Windows 2000 users familiar with Unix might appreciate the ability to create directory links, something that has been available for some time in most versions of Unix. These links allow users to create virtual directories that point to remote locations. To users and applications, these links look and act just like regular directories.
On the surface, directory links are similar to Windows shortcuts. However, from a functional standpoint, the main difference is that links behave like directories. Traversing up or down links works as one would expect with actual directories. Clicking on a Windows shortcut, however, shifts the focus to the target directory. Moving up the tree will go to the actual parent directory, not back to the folder that holds the shortcut.How to Create Directory Links in Windows 2000
Microsoft does not officially support linking, but does provide a couple of ways to take advantage of directory linking. The first way is by providing functions in the Windows application programming interface (API). Programmers can include function calls in their code to create directory links. The second, and more convenient way for typical users, is to use LINKD.EXE, an unsupported command-line tool found in the Windows 2000 Resource Kit.
Links are created using the following syntax:
LINKD Source [/D] Destination Source - Displays the Windows NT name targeted by Source Source Destination - Links source directory to Destination directory or an NT device or any valid Windows NT name Source /D - Deletes Source, regardless of whether a link exists at source /? - Prints this help message LINKD grafts (links) the target name directly into the name space at Source, so that Source subsequently acts as a name space junction. The Source directory must reside on a disk formatted with NTFS 5.0. The destination (target of the link) can be any valid directory name or device name or valid object name in Windows NT. When the target name does not resolve to a directory or a device, open calls fail. All characters in both the Source and Destination names must be in the ASCII character set. Usage of arbitrary Unicode characters is not supported.

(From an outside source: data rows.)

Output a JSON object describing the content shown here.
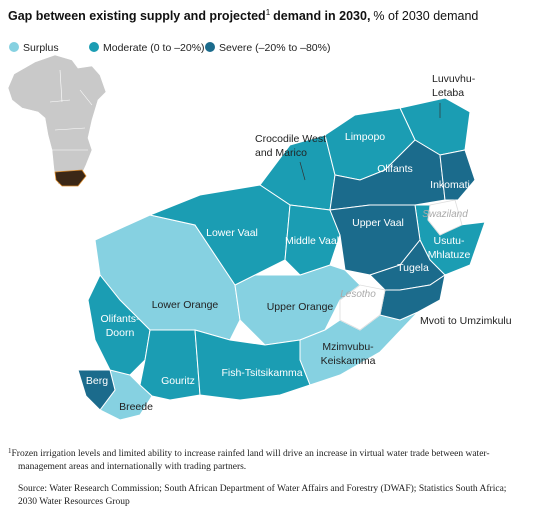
{
  "header": {
    "title_a": "Gap between existing supply and projected",
    "marker": "1",
    "title_b": "demand in 2030,",
    "subtitle": "% of 2030 demand"
  },
  "legend": [
    {
      "label": "Surplus",
      "color": "#86d1e1",
      "regions": [
        {
          "label": [
            "Lower Orange"
          ]
        },
        {
          "label": [
            "Upper Orange"
          ]
        },
        {
          "label": [
            "Mzimvubu-",
            "Keiskamma"
          ]
        },
        {
          "label": [
            "Breede"
          ]
        }
      ]
    },
    {
      "label": "Moderate (0 to –20%)",
      "color": "#1b9db3",
      "regions": [
        {
          "label": [
            "Luvuvhu-",
            "Letaba"
          ]
        },
        {
          "label": [
            "Crocodile West",
            "and Marico"
          ]
        },
        {
          "label": [
            "Limpopo"
          ]
        },
        {
          "label": [
            "Lower Vaal"
          ]
        },
        {
          "label": [
            "Middle Vaal"
          ]
        },
        {
          "label": [
            "Usutu-",
            "Mhlatuze"
          ]
        },
        {
          "label": [
            "Olifants-",
            "Doorn"
          ]
        },
        {
          "label": [
            "Gouritz"
          ]
        },
        {
          "label": [
            "Fish-Tsitsikamma"
          ]
        }
      ]
    },
    {
      "label": "Severe (–20% to –80%)",
      "color": "#1b6b8c",
      "regions": [
        {
          "label": [
            "Olifants"
          ]
        },
        {
          "label": [
            "Inkomati"
          ]
        },
        {
          "label": [
            "Upper Vaal"
          ]
        },
        {
          "label": [
            "Tugela"
          ]
        },
        {
          "label": [
            "Mvoti to Umzimkulu"
          ]
        },
        {
          "label": [
            "Berg"
          ]
        }
      ]
    }
  ],
  "other_areas": [
    "Swaziland",
    "Lesotho"
  ],
  "footnote": [
    "Frozen irrigation levels and limited ability to increase rainfed land will drive an increase in virtual water trade between water-",
    "management areas and internationally with trading partners."
  ],
  "source": [
    "Source: Water Research Commission; South African Department of Water Affairs and Forestry (DWAF); Statistics South Africa;",
    "2030 Water Resources Group"
  ]
}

LINKD Docs "C:\Documents and Settings\Administrator\My Documents"|
Creates junction "C:\Docs"
Directory links only work with NTFS 5.0. A link's source and target do not have to be on the same drive, but both have to reside on NTFS 5.0 partitions. Creating a link on an NTFS 5.0 partition that refers to a folder on a FAT32 partition will not work.
LINKD.EXE is included in the Windows 2000 Resource Kit, which Microsoft offers for purchase. For those who would rather not pay for the resource kit, and have access to a PC running Windows 2003 or Windows XP, Microsoft is currently offering the Windows Server 2003 Resource Kit Tools free for download. While the resource kit is designed for Windows 2003, LINKD.EXE appears to also work perfectly on Windows 2000 and Windows XP.
The Windows 2003 Resource Kit Tools are available here. Note: The resource kit will only install on a PC running Windows 2003 or XP.
Prior to NTFS 5.0, Microsoft had not provided the ability to create hard links within their file systems. Initially, Microsoft had intended to include directory linking as a basic feature in Windows Explorer. But midway during the beta cycle, Microsoft shifted gears and decided to remove the option.
So why would Microsoft not include such a useful capability within the operating system? After all, this feature has long been available in Unix, and the OS designers intended to introduce directory linking. The problem was that Microsoft developers could not guarantee that linking would not break any existing third-party applications. Microsoft decided to leave the functionality in NTFS 5.0, but not advertise or support it. The Windows API does allow current and future applications to take advantage of directory linking, and LINKD.EXE gives users a way to manually create links.